【前回までのあらすじ】名誉毀損で刑事告訴された瀬尾政夫のために、久代奏は先輩弁護士二人と戦略会議を開いていた。名誉毀損罪の違法性を斥けるためには、「公共性」「公益目的」「真実性」の三要素を満たす必要がある。だが、瀬尾はブログで「これが俺の恨みだ。怨念の深さに震えろ」と「私怨」を匂わす発言をしており、「公益目的」と認められない可能性があった。

 

「『私怨』について瀬尾さんは何て言うてはんの?」

「それが……個人的に許せなかった、というニュアンスですね」

「いや、それは危ないな。
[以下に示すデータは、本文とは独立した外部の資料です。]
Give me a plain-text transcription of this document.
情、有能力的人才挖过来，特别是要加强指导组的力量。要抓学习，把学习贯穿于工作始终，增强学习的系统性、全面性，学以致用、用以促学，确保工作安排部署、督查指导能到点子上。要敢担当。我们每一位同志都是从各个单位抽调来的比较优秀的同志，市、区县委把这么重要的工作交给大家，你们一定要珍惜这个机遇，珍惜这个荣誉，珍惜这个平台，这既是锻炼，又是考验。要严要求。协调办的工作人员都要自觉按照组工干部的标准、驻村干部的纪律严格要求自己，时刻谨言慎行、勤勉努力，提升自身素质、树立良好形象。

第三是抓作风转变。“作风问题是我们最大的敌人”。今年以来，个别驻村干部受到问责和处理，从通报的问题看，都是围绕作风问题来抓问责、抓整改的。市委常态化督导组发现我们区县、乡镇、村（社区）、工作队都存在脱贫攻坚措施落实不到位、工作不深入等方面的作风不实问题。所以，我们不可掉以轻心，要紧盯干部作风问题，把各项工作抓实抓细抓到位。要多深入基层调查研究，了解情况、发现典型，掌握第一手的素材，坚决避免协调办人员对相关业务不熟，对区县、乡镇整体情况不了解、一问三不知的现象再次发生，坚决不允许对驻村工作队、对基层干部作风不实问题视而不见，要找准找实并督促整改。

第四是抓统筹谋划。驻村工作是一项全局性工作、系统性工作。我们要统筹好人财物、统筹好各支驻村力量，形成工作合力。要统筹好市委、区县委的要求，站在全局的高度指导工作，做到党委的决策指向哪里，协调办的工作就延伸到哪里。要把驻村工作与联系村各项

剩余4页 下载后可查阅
違法性阻却事由はスロットやから、三つ揃わんと意味ないで」

「私も『公益目的』について説明したんですけど『世のため人のためなんておこがましい』みたいなことを言うてはりました」

「迷惑なやっちゃなぁ。でも、もう一つ【或るカナリアのさえずり】って投稿文あったやん。あっちの方はモロに社会問題としての訴えやったで」

 青山に指摘されて、奏は膝を打った。確かに「確証バイアス」や「エコーチェンバー」といった言葉を使って、思考が偏っていく様を解き明かし、承認欲求や匿名性についても解説している。瀬尾は投稿文の筆者であることを認めているので「公益目的」の緒(いとぐち)になるかもしれない。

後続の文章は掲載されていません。